Positionspapier

Was sind die Erfolgsfaktoren für eine regionale Wasserstoffwirtschaft in Nordostniedersachsen? In einem gemeinsamen Positionspapier haben sich die Mitglieder des Wasserstoffnetzwerks H2.N.O.N im März 2022 auf Grundsätze für einen nachhaltigen und effizienten Wasserstoffhochlauf in der Region Nordostniedersachsen geeinigt. Dieses Positionspapier richtet sich an alle Entscheidungsträger in Politik, Verwaltung, Wirtschaft und Wissenschaft.

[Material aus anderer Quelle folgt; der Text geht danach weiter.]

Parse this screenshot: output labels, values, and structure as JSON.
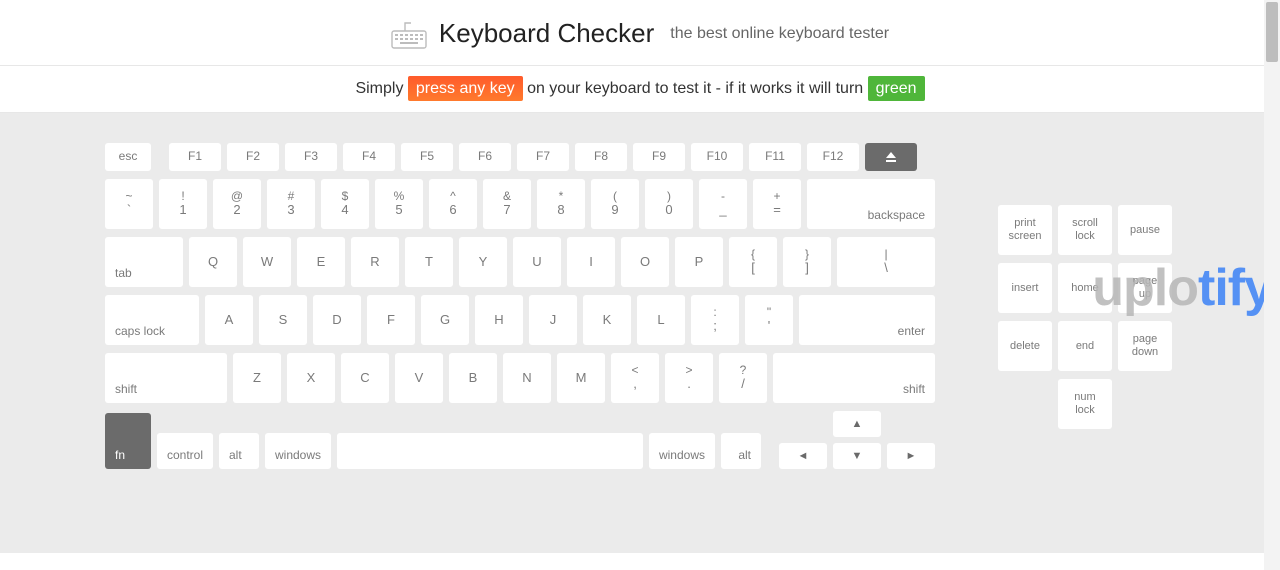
{
  "header": {
    "title": "Keyboard Checker",
    "subtitle": "the best online keyboard tester"
  },
  "instruction": {
    "pre": "Simply ",
    "badge1": "press any key",
    "mid": " on your keyboard to test it - if it works it will turn ",
    "badge2": "green"
  },
  "fn_row": [
    "esc",
    "F1",
    "F2",
    "F3",
    "F4",
    "F5",
    "F6",
    "F7",
    "F8",
    "F9",
    "F10",
    "F11",
    "F12"
  ],
  "num_row": [
    {
      "t": "~",
      "b": "`"
    },
    {
      "t": "!",
      "b": "1"
    },
    {
      "t": "@",
      "b": "2"
    },
    {
      "t": "#",
      "b": "3"
    },
    {
      "t": "$",
      "b": "4"
    },
    {
      "t": "%",
      "b": "5"
    },
    {
      "t": "^",
      "b": "6"
    },
    {
      "t": "&",
      "b": "7"
    },
    {
      "t": "*",
      "b": "8"
    },
    {
      "t": "(",
      "b": "9"
    },
    {
      "t": ")",
      "b": "0"
    },
    {
      "t": "-",
      "b": "_"
    },
    {
      "t": "+",
      "b": "="
    }
  ],
  "labels": {
    "backspace": "backspace",
    "tab": "tab",
    "caps": "caps lock",
    "enter": "enter",
    "lshift": "shift",
    "rshift": "shift",
    "fn": "fn",
    "lctrl": "control",
    "lalt": "alt",
    "lwin": "windows",
    "rwin": "windows",
    "ralt": "alt"
  },
  "q_row": [
    "Q",
    "W",
    "E",
    "R",
    "T",
    "Y",
    "U",
    "I",
    "O",
    "P"
  ],
  "q_tail": [
    {
      "t": "{",
      "b": "["
    },
    {
      "t": "}",
      "b": "]"
    },
    {
      "t": "|",
      "b": "\\"
    }
  ],
  "a_row": [
    "A",
    "S",
    "D",
    "F",
    "G",
    "H",
    "J",
    "K",
    "L"
  ],
  "a_tail": [
    {
      "t": ":",
      "b": ";"
    },
    {
      "t": "\"",
      "b": "'"
    }
  ],
  "z_row": [
    "Z",
    "X",
    "C",
    "V",
    "B",
    "N",
    "M"
  ],
  "z_tail": [
    {
      "t": "<",
      "b": ","
    },
    {
      "t": ">",
      "b": "."
    },
    {
      "t": "?",
      "b": "/"
    }
  ],
  "side": {
    "r1": [
      "print\nscreen",
      "scroll\nlock",
      "pause"
    ],
    "r2": [
      "insert",
      "home",
      "page\nup"
    ],
    "r3": [
      "delete",
      "end",
      "page\ndown"
    ],
    "numlock": "num\nlock"
  },
  "arrows": {
    "up": "▲",
    "left": "◄",
    "down": "▼",
    "right": "►"
  },
  "watermark": {
    "part1": "uplo",
    "part2": "tify"
  }
}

Wichtiger Teil ist dabei ist, die den norddeutschen Raum als Erzeugerland erneuerbarer Energien herauszustellen und die nachfolgende Wertschöpfung in der Region zu fördern.

Dabei rückt H2.N.O.N die spezifischen Stärken des Amtsbezirks
Lüneburg in den Fokus:

  • Im Bereich erneuerbarer Energien, insbesondere Windkraft, Biomasse, Photovoltaik hat sich der Amtsbezirk Lüneburg schon früh zu einer Erzeugerregion entwickelt
  • Transportleitungen für Strom und Gas sowie entsprechende Transportinfrastruktur wie Seehäfen, Bahn und Autobahn sind in der Fläche vorhanden
  • Vorhandene Salzkavernen als potenzielle Standorte großer Gasspeicher
  • Energieimporte über die Hafenstandorte („H2-Readiness“: Realisierung eines LNG-Terminals in Stade)
  • technologische Spitzenstellungen von lokalen Unternehmen
  • ausgeprägter Schwerpunkt der Agrar- und Lebensmittelwirtschaft
  • etablierte Strukturen in der Zusammenarbeit von Kommunen und des Technologietransfers

Ein Einblick in Positionen des Wasserstoffnetzwerks Nordostniedersachsen

Angebotsseite

Windkraftanlage
Foto: Waldemar Brandt/Unsplash

Wasserstofferzeugung

Langfristig ist klimaneutraler Grüner Wasserstoff, der aus Windkraft, Photovoltaik oder Biomasse gewonnen wird, das Ziel. Eine Wasserstofferzeugung, bei der Treibhausgase freigesetzt werden, kann als Übergangslösung dienen.

Hafen Terminal
Foto: Moritz Kindler/Unsplash

Wasserstoff-Import

Energieimporte nach Deutschland werden auch zukünftig nötig sein. Die Nutzung von über Seehäfen eingeführtem Wasserstoff – oder die Umwandlung von eingeführten Trägerstoffen, wie Ammoniak oder Methanol, bieten eine Chance zur Wertschöpfung in der Region.

Nachfrageseite

Stromversorgung
Foto: American Public Power Association/Unsplash

Elektrische Zukunft

Die Umstellung auf Strom in vielen Bereichen ist alternativlos, um Treibhausgasemissionen zu vermeiden. Bei Autos und dem Einsatz von Wärmepumpen für Gebäude findet die Umstellung bereits statt. Andere Bereiche, wie die Stahl- oder Düngemittelproduktion könnten folgen. H2.N.O.N berücksichtigt dabei stets das aktuelle Energieangebot und mögliche Rückwirkungen auf das Energiesystem.

Foto: iStock/Scharfsinn86

H2 im Verkehr

Das Leitprojekt „Lastverkehr
mit grünem Wasserstoff
“ (Future Mobility) zielt auf einen nachhaltigen Lastverkehr in Nordostniedersachsen. H2.N.O.N will zudem die Betriebe des ÖPNV im Amtsbezirk Lüneburg für Wasserstoff-Antriebe gewinnen.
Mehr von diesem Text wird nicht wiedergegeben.